Print Friendly, PDF & Email

Brock Johanson  and Bonnie Anderson, Information Systems

Introduction

Neuro Information Security (NeuroIS) focuses on the use of neurological measurements to improve the security of information systems. The BYU NeuroIS lab uses neurological tools and measurements to examine factors that affect security outcomes. Previous work has focused on various factors such as dual task interference (DTI), threat assessment, as well as factors such as habituation and generalization, which have become focus streams of research. The primary point of failure in most security related incidents tends to be users themselves. As such, anything that can be used to overcome neurobiological phenomenon such as those listed above can ultimately lead in better security outcomes. A primary point of failure is in adherence to security messages, which are often glossed over when users are in a hurry to complete another task, or interpreted as another ubiquitous system notification. DTI arises when a user must perform two tasks, a primary task and a secondary task concurrently. In DTI scenarios there is competition for cognitive resources, and the user’s primary task, which began before the warning was displayed, takes precedence and consequently the warning may not be adequately processed (Pashler 1994). A similarly compromising scenario occurs when users interpret security warnings, as “just another message” modeling the effects of habituation and generalization. Habituation occurs when something is seen frequently, and consequently given less importance in the user’s mind (Thompson and Spencer 1966). Generalization occurs when warnings, which are similar to previously viewed notifications or popups, are interpreted as being the same, and therefore treated the same as other notifications. Our research examines both of these phenomenon and their importance to security outcomes, generally focusing on adherence to security warnings.

Methods

DTI was studied using fMRI and different treatments administered by manipulating the order of a series of tasks given to subjects.
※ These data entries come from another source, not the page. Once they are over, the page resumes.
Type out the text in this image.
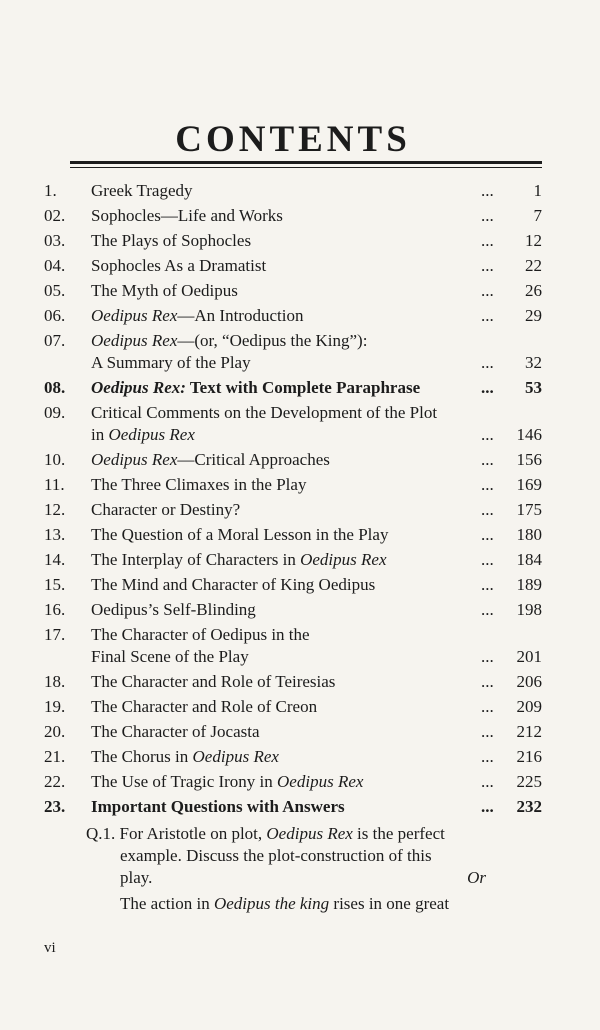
CONTENTS
1. Greek Tragedy	... 1
02. Sophocles—Life and Works	... 7
03. The Plays of Sophocles	... 12
04. Sophocles As a Dramatist	... 22
05. The Myth of Oedipus	... 26
06. Oedipus Rex—An Introduction	... 29
07. Oedipus Rex—(or, “Oedipus the King”):
A Summary of the Play	... 32
08. Oedipus Rex: Text with Complete Paraphrase	... 53
09. Critical Comments on the Development of the Plot
in Oedipus Rex	... 146
10. Oedipus Rex—Critical Approaches	... 156
11. The Three Climaxes in the Play	... 169
12. Character or Destiny?	... 175
13. The Question of a Moral Lesson in the Play	... 180
14. The Interplay of Characters in Oedipus Rex	... 184
15. The Mind and Character of King Oedipus	... 189
16. Oedipus’s Self-Blinding	... 198
17. The Character of Oedipus in the
Final Scene of the Play	... 201
18. The Character and Role of Teiresias	... 206
19. The Character and Role of Creon	... 209
20. The Character of Jocasta	... 212
21. The Chorus in Oedipus Rex	... 216
22. The Use of Tragic Irony in Oedipus Rex	... 225
23. Important Questions with Answers	... 232
Q.1. For Aristotle on plot, Oedipus Rex is the perfect
example. Discuss the plot-construction of this
play.	Or
The action in Oedipus the king rises in one great
vi
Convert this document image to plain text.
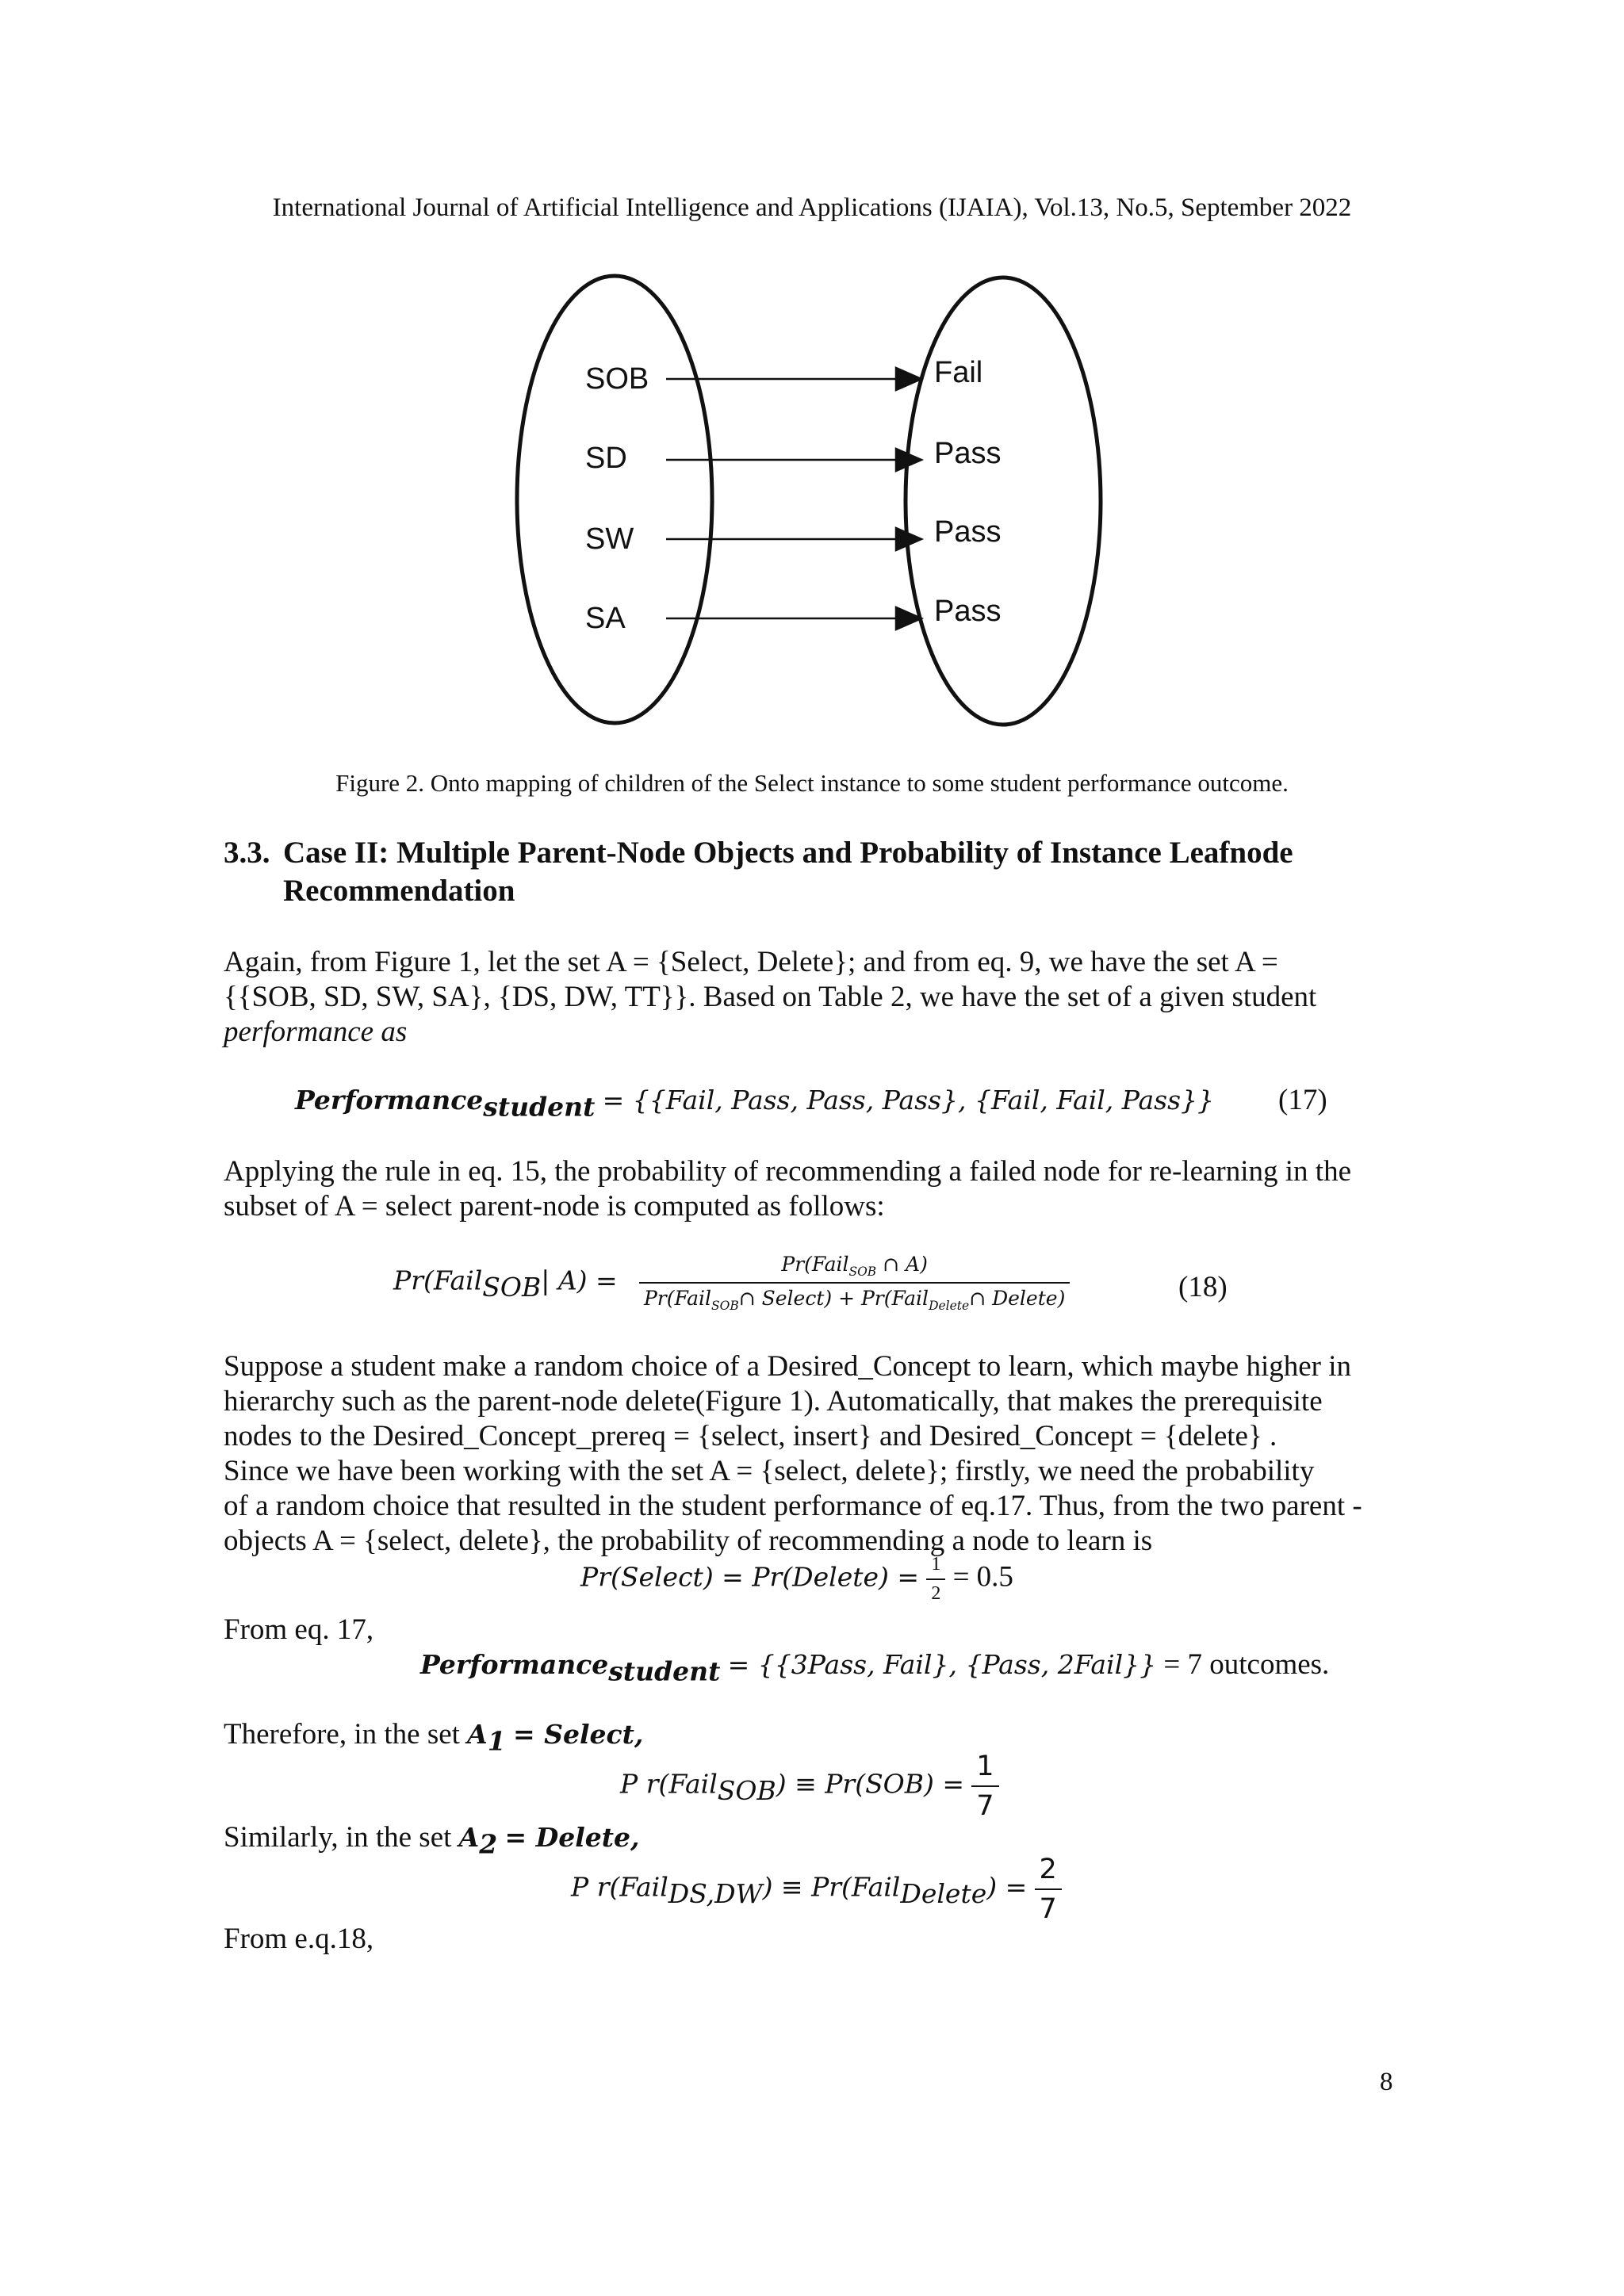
International Journal of Artificial Intelligence and Applications (IJAIA), Vol.13, No.5, September 2022
SOB
SD
SW
SA
Fail
Pass
Pass
Pass
Figure 2. Onto mapping of children of the Select instance to some student performance outcome.
3.3. Case II: Multiple Parent-Node Objects and Probability of Instance Leafnode
Recommendation
Again, from Figure 1, let the set A = {Select, Delete}; and from eq. 9, we have the set A =
{{SOB, SD, SW, SA}, {DS, DW, TT}}. Based on Table 2, we have the set of a given student
performance as
Performance$_{student}$ = {{Fail, Pass, Pass, Pass}, {Fail, Fail, Pass}} (17)
Applying the rule in eq. 15, the probability of recommending a failed node for re-learning in the
subset of A = select parent-node is computed as follows:
Pr(Fail$_{SOB}$| $A) = \frac{Pr(Fail_{SOB} \cap A)}{Pr(Fail_{SOB}\cap Select) + Pr(Fail_{Delete}\cap Delete)}$	(18)
Suppose a student make a random choice of a Desired_Concept to learn, which maybe higher in
hierarchy such as the parent-node delete(Figure 1). Automatically, that makes the prerequisite
nodes to the Desired_Concept_prereq = {select, insert} and Desired_Concept = {delete} .
Since we have been working with the set A = {select, delete}; firstly, we need the probability
of a random choice that resulted in the student performance of eq.17. Thus, from the two parent -
objects A = {select, delete}, the probability of recommending a node to learn is
Pr(Select) = Pr(Delete) = $\frac{1}{2} = 0.5$
From eq. 17,
Performance$_{student}$ = {{3Pass, Fail}, {Pass, 2Fail}} = 7 outcomes.
Therefore, in the set $A_1$ = Select,
P r(Fail$_{SOB}$) ≡ $Pr(SOB) = \frac{1}{7}$
Similarly, in the set $A_2$ = Delete,
P r(Fail$_{DS,DW}$) ≡ Pr(Fail$_{Delete}$) = $\frac{2}{7}$
From e.q.18,
8
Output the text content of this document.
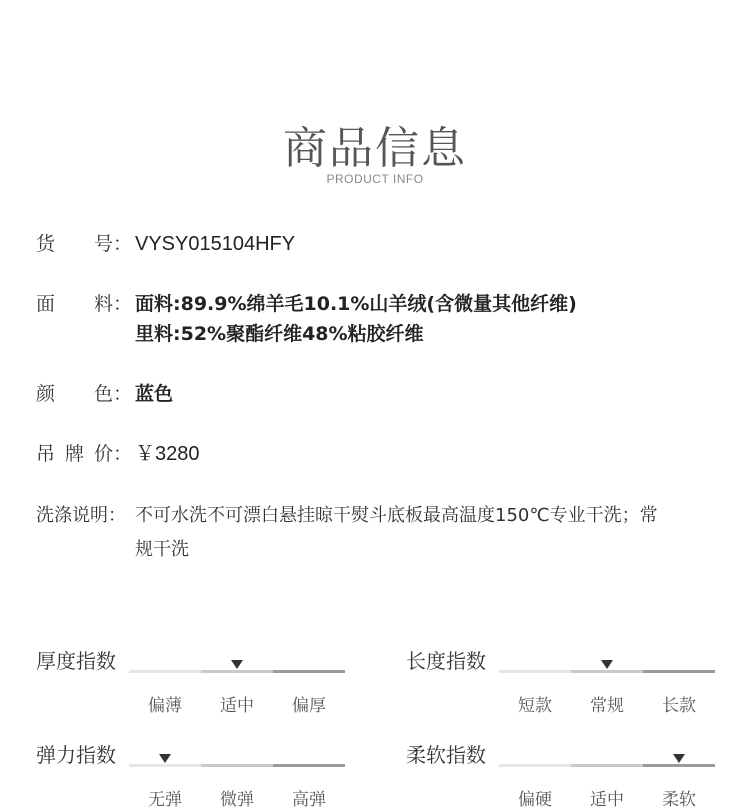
商品信息
PRODUCT INFO
货 号： VYSY015104HFY
面 料： 面料:89.9%绵羊毛10.1%山羊绒(含微量其他纤维)
里料:52%聚酯纤维48%粘胶纤维
颜 色： 蓝色
吊 牌 价： ￥3280
洗涤说明： 不可水洗不可漂白悬挂晾干熨斗底板最高温度150℃专业干洗；常
规干洗
厚度指数
偏薄	适中	偏厚
长度指数
短款	常规	长款
弹力指数
无弹	微弹	高弹
柔软指数
偏硬	适中	柔软
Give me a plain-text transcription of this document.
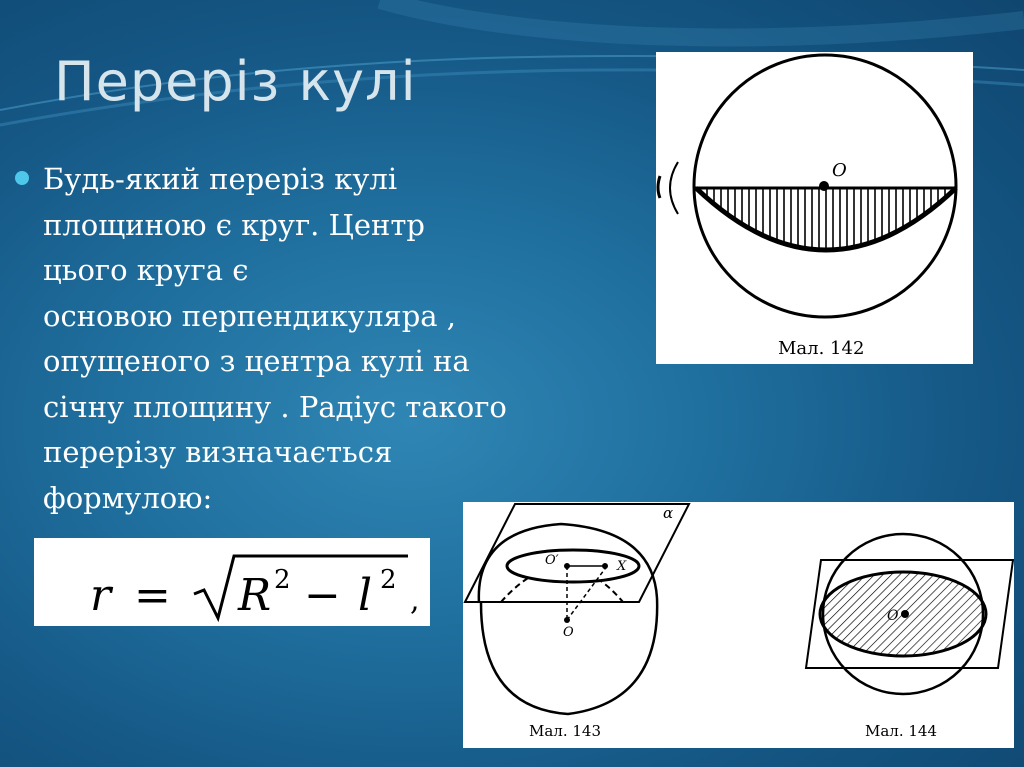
Переріз кулі

Будь-який переріз кулі
площиною є круг. Центр
цього круга є
основою перпендикуляра ,
опущеного з центра кулі на
січну площину . Радіус такого
перерізу визначається
формулою:

r = R 2 − l 2
,
O
Мал. 142
α
O′	X
O
Мал. 143
O
Мал. 144
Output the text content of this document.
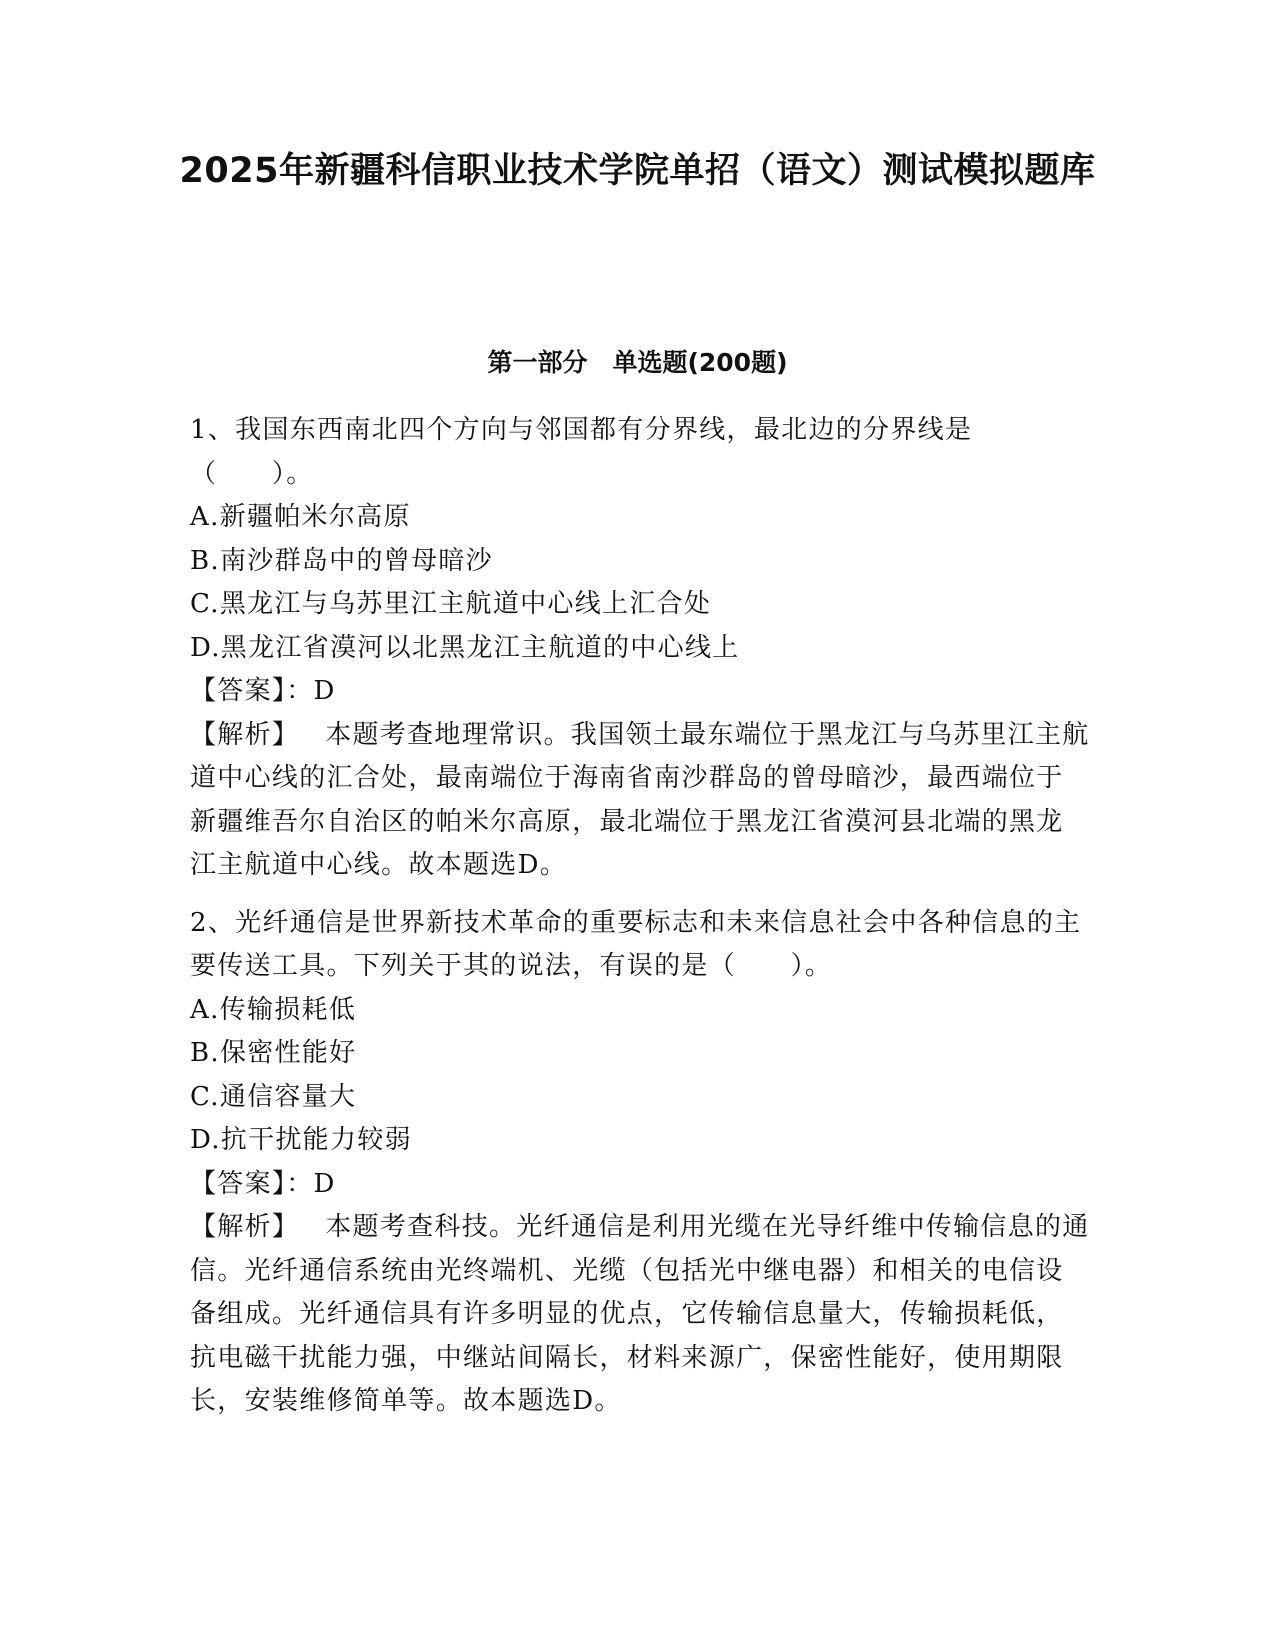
2025年新疆科信职业技术学院单招（语文）测试模拟题库
第一部分　单选题(200题)

1、我国东西南北四个方向与邻国都有分界线，最北边的分界线是（　　）。

A.新疆帕米尔高原

B.南沙群岛中的曾母暗沙

C.黑龙江与乌苏里江主航道中心线上汇合处

D.黑龙江省漠河以北黑龙江主航道的中心线上

【答案】：D

【解析】 本题考查地理常识。我国领土最东端位于黑龙江与乌苏里江主航道中心线的汇合处，最南端位于海南省南沙群岛的曾母暗沙，最西端位于新疆维吾尔自治区的帕米尔高原，最北端位于黑龙江省漠河县北端的黑龙江主航道中心线。故本题选D。

2、光纤通信是世界新技术革命的重要标志和未来信息社会中各种信息的主要传送工具。下列关于其的说法，有误的是（　　）。

A.传输损耗低

B.保密性能好

C.通信容量大

D.抗干扰能力较弱

【答案】：D

【解析】 本题考查科技。光纤通信是利用光缆在光导纤维中传输信息的通信。光纤通信系统由光终端机、光缆（包括光中继电器）和相关的电信设备组成。光纤通信具有许多明显的优点，它传输信息量大，传输损耗低，抗电磁干扰能力强，中继站间隔长，材料来源广，保密性能好，使用期限长，安装维修简单等。故本题选D。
One was high DTI and the other low DTI. Decreased activation of the medial temporal lobe (MTL) was observed in situations of high DTI (tasks were being completed concurrently). Increased activation of the MTL and improved response to security warnings was observed in situations of low DTI, when tasks were performed in sequence. The difference in adherence to security warnings between treatment groups was observed to be significant. A laboratory experiment, using notifications from a web browser corroborated these results, showing that optimally timing security messages, at points of low DTI in the browser, resulted in less disregard for security messages. Mouse cursor data was used to analyze engagement when interacting with security messages, with slower movements indicating greater attention paid to warnings. Decreased disregard of security messages was also found among the low DTI conditions, confirming findings from the fMRI study (Jenkins et al. 2016). A similar pattern was used examining habituation and generalization. Having previously observed the effect of habituation in the lab, an fMRI study was used to demonstrate that habituation occurs in the brain, in as few as two exposures, and can be combated by employing polymorphic variation, or warnings that physically alter their appearance. This is particularly important as it challenges the thoughts of designers and programmers, who strive for consistency, which may actually be making the task of communicating important messages to users more difficult to everyone, but can be combatted (Anderson et al 2016).

Conclusion

The importance of the research is two fold. First and foremost, using the fMRI methods, we demonstrate that there are neurophysiological phenomenon occurring in the brain, for DTI, generalization, and habituation. This has implications in behavioral outcomes when given tasks in an experimental setting; but these outcomes are not exclusively observed in experimental settings. Although the initial fMRI studies provide a basis for further research, they are tool that helps us isolate potential threats to secure computing behavior, and recreate them in an appropriate context as we seek to focus on the real world implications of DTI, generalization and habituation. Second, the research that we do provides a means to combat the effects of these phenomenon, such as timing important notifications to when users are most likely to be idle, or varying the physical appearance of warnings when they are important to security outcomes.

References

  • Jenkins, J., Anderson, B., Vance, A., Kirwan, B., Eargle, D. forthcoming, “More Harm than Good? How Security Messages that Interrupt Make Us Vulnerable,” Information Systems Research, Digital Vulnerabilities Special Issue, Published online August 2016.
  • Thompson, R. F., and Spencer, W. A. “Habituation: A Model Phenomenon for the Study of Neuronal Substrates of Behavior,” Psychological Review (73:1), pp. 16-43, 1966.
  • Pashler, H. “Dual-Task Interference in Simple Tasks: Data and Theory,” Psychological Bulletin, vol. 116, pp. 220-244, 1994.
  • Anderson, Bonnie Brinton, et al. “From Warning to Wallpaper: Why the Brain Habituates to Security Warnings and What Can Be Done About It.” Journal Of Management Information Systems 33, no. 3, pp. 713-743. 2016.